Next time you put on a pair of pants, thank the Horse Goddess.
According to current evidence, pants were invented by those same horse-riding, pot-smoking, milk-drinking Indo-European pastoralists who, starting about 6000 years ago, spread out in all directions from the Pontic-Caspian steppes to take over the known world: our linguistic ancestors.
Why, one might wonder, did they invent pants?
Easily told: because they were also the first to ride horses.
Did you ever try riding a horse while wearing a kilt?
Every word's a story.
In their 6000-year history, the lower, bifurcated garment has gone by many names, and pants are only the youngest.

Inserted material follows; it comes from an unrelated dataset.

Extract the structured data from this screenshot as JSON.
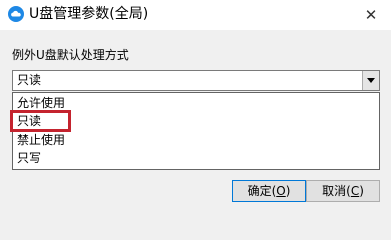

The word, of course, is short for pantaloons, named for a stock character of 17th-century Italian comedy whose signature form of dress they were. Another version would have it that "pantaloons" was a nickname for Venetians, whose patron saint was St. Pantalone. Your call.
Older than pants were trousers, derived from the Gaelic triubhas. The Scots word trews remains more faithful to the original Celtic pronunciation than the longer, extended Southron version, which would seems to have acquired its extra syllable under the influence of drawers, something you draw on.
Older yet, the tunic-ed and toga-ed Romans were horrified to discover the barbarous inhabitants of Gallia Comata (“long-haired Gaul”) wearing leg-coverings that they called braccae. Germans wore them too—you know, those hairy barbarians are all alike—and called them by the same name, whence English breeches, and the Americanized britches. (Once again, Scots breeks remains faithful to the old Celtic pronunciation.) To the Hwicce, the original Anglo-Saxon Tribe of Witches, they were bréc, the plural of bróc, “leg covering.”
Braccae take us back in time about as far as we can go. The word exists in both Celtic and Germanic stocks, so in all likelihood derive, at the very least, from the time of the common tongue from which both language stocks derive: possibly 3500-3000 BCE.
What the original horse-riding, pot-smoking, milk-drinking pastoralists called them on the prairies of eastern Europe 6000 years ago, we don't know.